A study for the first time has revealed a possible association between migraines and carpal tunnel syndrome (CTS), with migraines more than twice as prevalent in patients with CTS as in those without.
“The association of these two distinct disease processes is a fascinating connection that needs to be explored further,” study investigator Douglas M. Sammer, MD, chief of the Hand and Upper Extremities Division, Department of Plastic Surgery, University of Texas Southwestern Medical Center at Dallas, said in a statement.
“This association suggests the possibility, although not demonstrated in this study, of a common systemic or neurologic risk factor,” the authors write. In addition, migraine headache may be an early warning sign of increased risk for future CTS, they say.
The study was published online in Plastic and Reconstructive Surgery.
In a cross-sectional analysis of 25,880 adults who responded to the 2010 National Health Interview Survey, 952 (3.7%) had CTS and 4212 (16.3%) had migraine headache.
A case of CTS was defined as a respondent who answered “yes” to two questions: “Have you ever been told by a doctor or other health professional that you have a condition affecting the wrist and hand called carpal tunnel syndrome?” and “During the past 12 months have you had carpal tunnel syndrome?”
A case of migraine was defined as a respondent who answered “yes” to the question, “During the past 3 months, did you have severe headache or migraine?”

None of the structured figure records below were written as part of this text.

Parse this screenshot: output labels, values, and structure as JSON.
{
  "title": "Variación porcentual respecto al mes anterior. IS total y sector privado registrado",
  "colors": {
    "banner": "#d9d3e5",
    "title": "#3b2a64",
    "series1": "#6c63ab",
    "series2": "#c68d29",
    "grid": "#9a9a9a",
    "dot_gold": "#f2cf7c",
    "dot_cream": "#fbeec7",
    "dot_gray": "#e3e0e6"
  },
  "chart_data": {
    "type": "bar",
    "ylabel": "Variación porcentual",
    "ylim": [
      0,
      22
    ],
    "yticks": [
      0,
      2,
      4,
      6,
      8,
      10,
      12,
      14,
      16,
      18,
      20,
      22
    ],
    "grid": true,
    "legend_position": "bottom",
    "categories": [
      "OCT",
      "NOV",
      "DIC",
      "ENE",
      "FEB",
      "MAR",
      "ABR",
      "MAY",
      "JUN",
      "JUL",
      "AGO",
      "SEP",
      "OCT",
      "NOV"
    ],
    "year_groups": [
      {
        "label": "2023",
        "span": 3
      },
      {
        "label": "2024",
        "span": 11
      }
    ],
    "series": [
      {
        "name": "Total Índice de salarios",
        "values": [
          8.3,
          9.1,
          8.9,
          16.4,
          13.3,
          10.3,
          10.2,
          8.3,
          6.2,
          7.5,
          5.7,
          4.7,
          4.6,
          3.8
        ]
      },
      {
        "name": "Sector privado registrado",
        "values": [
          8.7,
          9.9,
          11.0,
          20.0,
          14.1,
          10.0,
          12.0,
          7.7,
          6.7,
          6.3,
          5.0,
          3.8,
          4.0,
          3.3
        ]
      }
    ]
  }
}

The study team found that migraine prevalence was higher in those with than without CTS (34% vs 16%; adjusted odds ratio [aOR], 2.60; 95% confidence interval [CI], 2.16 – 3.13).
CTS prevalence was also higher in persons with than without migraine headache (8% vs 3%; aOR, 2.67; 95% CI, 2.22 – 3.22).
CTS was associated with older age, female sex, obesity, diabetes, and smoking. Migraine headache was associated with younger age, female sex, obesity, diabetes, and smoking.
“Although we have theories, at this time we simply don’t know why people with carpal tunnel syndrome are more likely to have migraines, and vice versa,” Dr Sammer said. “A deeper understanding of how and why this connection exists may lead to earlier diagnosis or even the ability to implement preventive measures,” he added.
Unlike CTS, migraine has not historically been considered a compression neuropathy, the researchers note in their article. However, some recent evidence suggests that some migraine headaches may be associated with nerve compression around the head and neck and that some migraines may be successfully treated by targeted peripheral nerve decompression, they note.
“Based on the findings of this study and prior studies, it may be worthwhile in patients with migraine to perform an examination for peripheral nerve compression in the head and neck,” the authors suggest.
A key limitation of the study, say the researchers, is that the survey question for migraine headache was worded “migraine or severe headache.” This lack of specificity may have led to a number of false-positive respondents without true migraine headaches, they point out.
Another limitation is the fact that this was a survey-based study and did not consist of patients with CTS or migraine headache diagnoses confirmed by a medical professional.
Experts Weigh In, Urge Caution
Reached for comment, Matthew S. Robbins, MD, director, Inpatient Services, Montefiore Headache Center, chief of neurology, Einstein Division, Montefiore Medical Center, Bronx, New York, told Medscape Medical News that the study is “interesting and does address this connection for the first time.”
“From my own clinical practice, I do believe in the study results reported,” Dr Robbins said. “However, the emphasis on peripheral nerve compression as a cause or major factor for migraine is highly disputed, and most of us who diagnose, treat, and study patients with migraine regularly know that migraine is a problem of the brain.”
He added, “The labeling of the disorder as ‘migraine headache’ rather than ‘migraine’ also reflects a lack of emphasis on this point, as migraine features so many other symptoms aside from headache, as any patient would describe. Migraine is a disorder where there is an inherited sensitivity of the nervous system, and with time there is sensitization of broader pain pathways that elevate the risk of experiencing other pain conditions. That is why migraine is associated not just with carpal tunnel syndrome but low back pain, fibromyalgia, temporomandibular dysfunction, and other pain conditions — the list is long.”
Dr Robbins agrees that the methods for defining migraine in this study were “not ideal, [but] the authors took advantage of a large, established national database with immense power, so within the study mechanism this is a limitation to concede. However, it is likely that the question does capture many of those with active migraine.”
But Stephen Silberstein, MD, director of the Headache Center at Thomas Jefferson University, Philadelphia, Pennsylvania, has major concerns about the methods. The “crucial fundamental flaw” is defining migraine as having severe headache or migraine in the last 3 months.
“The only way to show an association is lifetime prevalence of migraine as opposed to any headache in the last 3 months, so the criteria questions they used are not adequate,” he told Medscape Medical News.